I'm just pointing out something that a lot of people like me are wondering, why is the science from Mars coming so slow? Most people want to know what is going on at the Mars surface itself and could care less about eclipses of the sun or some Mar's moon. Most people want to know what is going with the Rover itself and its close up view of Mars.
As for "googling other stories" there is really not a lot news out there so far, otherwise Boyle would write it up. And no doubt he will follow it up as the new stuff does become available.
Real science does not come as quickly as it does in Star Trek, or Star Wars, or CSI.
If this were a TV series, Curiosity could have all the science done is a single season, and a third of it could be done during the pilot episode, along with the launch and landing.
"CSI: Mars - Episode 1: A Crime Scene Curiosity"
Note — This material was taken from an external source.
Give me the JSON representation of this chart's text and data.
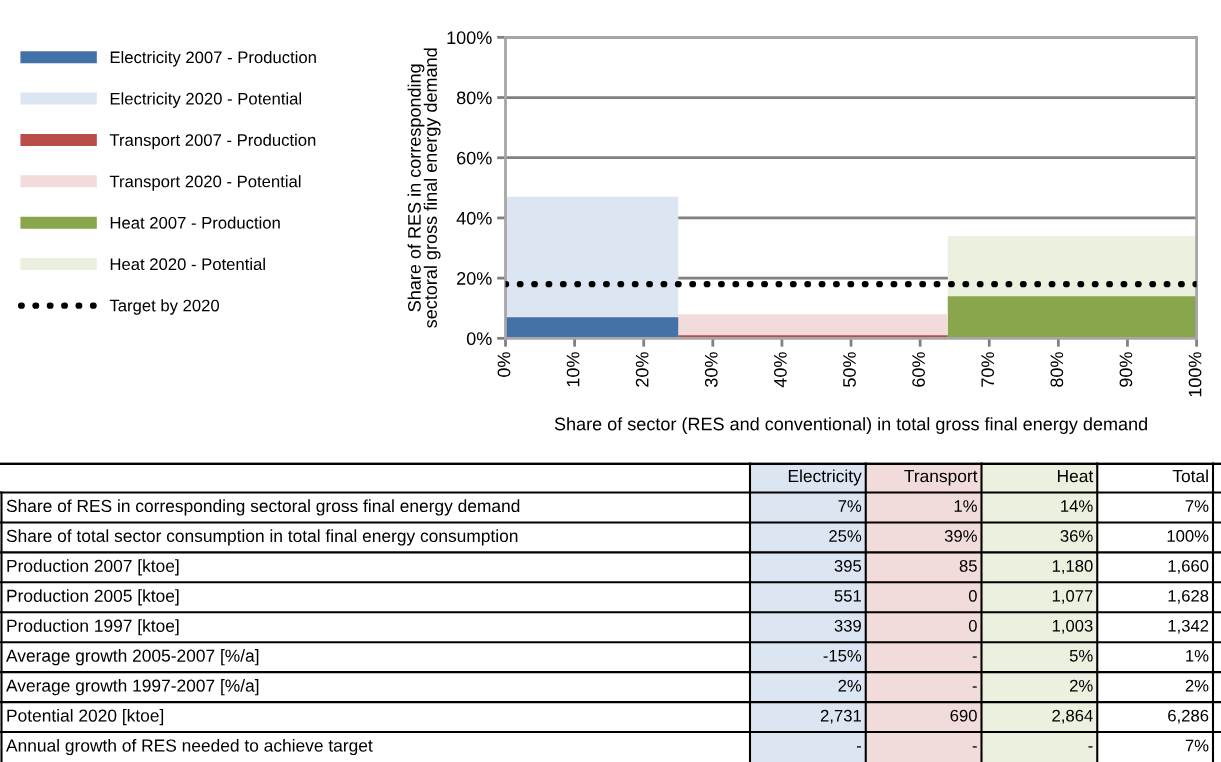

"I'm just pointing out something that a lot of people like me are wondering, why is the science from Mars coming so slow?"
I'm not sure what it is you expect. Research proceeds slowly. Almost any kind of research does.
"As for "googling other stories" there is really not a lot news out there so far, otherwise Boyle would write it up."
You see, that's what I mean. Have you actually checked? This is a great space/science site, but it's not the only one I frequent, and I can find other information. Alan (or anyone else) can't follow everything in the same degree of depth. The 'exciting' part (landing) is over. Now it's slow grunt work. And it would be just as true, if humans were present.
Seriously, if you want to know more, instead of waiting, you must do more of your own research. Starting with NASA/JPL sites. Dig.
Do any of you guys know any really hard core deep space ham operators that have a dish large enough to track curiosity live? Or is there an "ATR" air traffic style website that does that? Probably not, but would be interesting.
Anyway, I think the science is coming through slowly because it is heavily buffered before it is released to the public.
It is just too slow. I am not a conspiracy theorist, but this slow science thing looks suspicious to me. Give me a break kids. The guys who landed on the moon did their science in a very short time and the communication link could not keep up with the science.
Now we have the oppposite situation where we have massive communication and little to no science? That is very suspicious for filtering and buffering.
BTW, just to clarify my previous comment, this is the coolest site for monitoring air traffic control. It would be nice to have something like this for Curiosity on Mars.:
http://www.liveatc.net/
Was that a picture of the shadow of Mecha Ghidorah?